Saturday, September 25, 2010

Nashville Business Briefs: Insurer's road hiring tour comes Wednesday

American General Life and Accident Insurance Company will bring its national road hiring tour to Nashville on Wednesday as it moves to hire several thousand new sales agents around the country over the next several years.
The company will bring a tour bus to Centennial Park at 25th Avenue and West End for two hours from 3 to 5 p.m. Wednesday, accepting resumes and discussing employment with job seekers. Other company executives will be available before and after the bus event to discuss employment with the insurer.

Jobs are being filled nationally. The company couldn't say how many of those positions will be in its Nashville operations.

The 10-day cross-country hiring tour will hit 15 cities through Oct. 6 from Baltimore to Los Angeles. The blitz is being done in conjunction with CareerBuilder, the jobs website.

"People are invited to pick up information, drop off their resumes, register for door prizes, enjoy refreshments — and even bring the kids if they'd like," said Dewane Lewis Jr., general manager of AGLA's Nashville office.

— RANDY McCLAIN

Cumberland Heights says dispute will cost 63 jobs

Cumberland Heights, a dependency treatment center here, said Friday it will cut 63 jobs from its staff of 295 full-time positions and trim the number of beds it operates by roughly one-third as a result of a disagreement with a major insurer.

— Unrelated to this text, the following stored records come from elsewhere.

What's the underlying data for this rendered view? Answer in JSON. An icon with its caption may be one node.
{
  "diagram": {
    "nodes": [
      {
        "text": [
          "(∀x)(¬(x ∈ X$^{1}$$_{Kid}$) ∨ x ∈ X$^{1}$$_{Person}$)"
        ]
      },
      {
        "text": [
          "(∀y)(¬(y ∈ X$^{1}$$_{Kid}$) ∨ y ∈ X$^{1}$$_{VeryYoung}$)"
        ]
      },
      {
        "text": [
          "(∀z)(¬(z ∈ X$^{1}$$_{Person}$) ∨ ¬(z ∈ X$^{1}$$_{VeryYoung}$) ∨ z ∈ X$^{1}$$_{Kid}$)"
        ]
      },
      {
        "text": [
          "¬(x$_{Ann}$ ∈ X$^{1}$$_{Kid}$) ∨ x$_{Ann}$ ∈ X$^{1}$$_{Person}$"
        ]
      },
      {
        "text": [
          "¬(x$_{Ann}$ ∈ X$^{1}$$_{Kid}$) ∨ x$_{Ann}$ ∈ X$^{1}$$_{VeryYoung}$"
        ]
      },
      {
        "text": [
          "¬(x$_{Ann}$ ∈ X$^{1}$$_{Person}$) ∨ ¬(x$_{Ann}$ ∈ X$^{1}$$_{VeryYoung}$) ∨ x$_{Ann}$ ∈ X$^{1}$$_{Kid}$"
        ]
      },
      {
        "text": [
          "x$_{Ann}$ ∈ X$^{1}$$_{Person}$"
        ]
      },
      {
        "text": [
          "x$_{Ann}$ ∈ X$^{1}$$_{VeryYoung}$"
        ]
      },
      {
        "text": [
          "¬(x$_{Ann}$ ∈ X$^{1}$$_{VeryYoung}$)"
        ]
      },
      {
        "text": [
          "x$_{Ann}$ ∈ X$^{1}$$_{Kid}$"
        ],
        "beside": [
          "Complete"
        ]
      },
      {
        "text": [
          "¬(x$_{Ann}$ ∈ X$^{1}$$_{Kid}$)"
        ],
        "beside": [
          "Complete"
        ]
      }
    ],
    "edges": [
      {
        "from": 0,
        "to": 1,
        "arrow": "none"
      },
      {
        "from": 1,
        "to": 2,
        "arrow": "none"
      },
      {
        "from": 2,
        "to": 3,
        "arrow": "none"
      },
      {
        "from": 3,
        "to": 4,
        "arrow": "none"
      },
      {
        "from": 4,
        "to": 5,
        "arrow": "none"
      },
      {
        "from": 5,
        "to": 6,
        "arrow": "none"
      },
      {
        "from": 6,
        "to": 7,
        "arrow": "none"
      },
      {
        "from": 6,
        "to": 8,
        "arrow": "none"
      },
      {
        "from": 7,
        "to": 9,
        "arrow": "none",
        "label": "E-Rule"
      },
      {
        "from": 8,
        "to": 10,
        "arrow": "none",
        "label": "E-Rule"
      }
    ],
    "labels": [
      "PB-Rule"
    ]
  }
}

The alcohol and drug rehab center has been in a dispute with Magellan Behavioral Health, which manages its patients' insurance claims for BlueCross BlueShield of Tennessee. Magellan recently canceled the rehab center's contract because of perceived problems with patient care.

Cumberland Heights has objected to that and now says it will be forced to make cuts to cope with lost revenue. Officials with the 177-acre rehab center on River Road also say they have done nothing wrong. The effect of the dispute, Cumberland says, is that patients can expect the amount that insurance covers for treatment to decline. The center says it also will reduce the number of staffed inpatient beds to 80 — about one-third less than it operated in the first half of this year.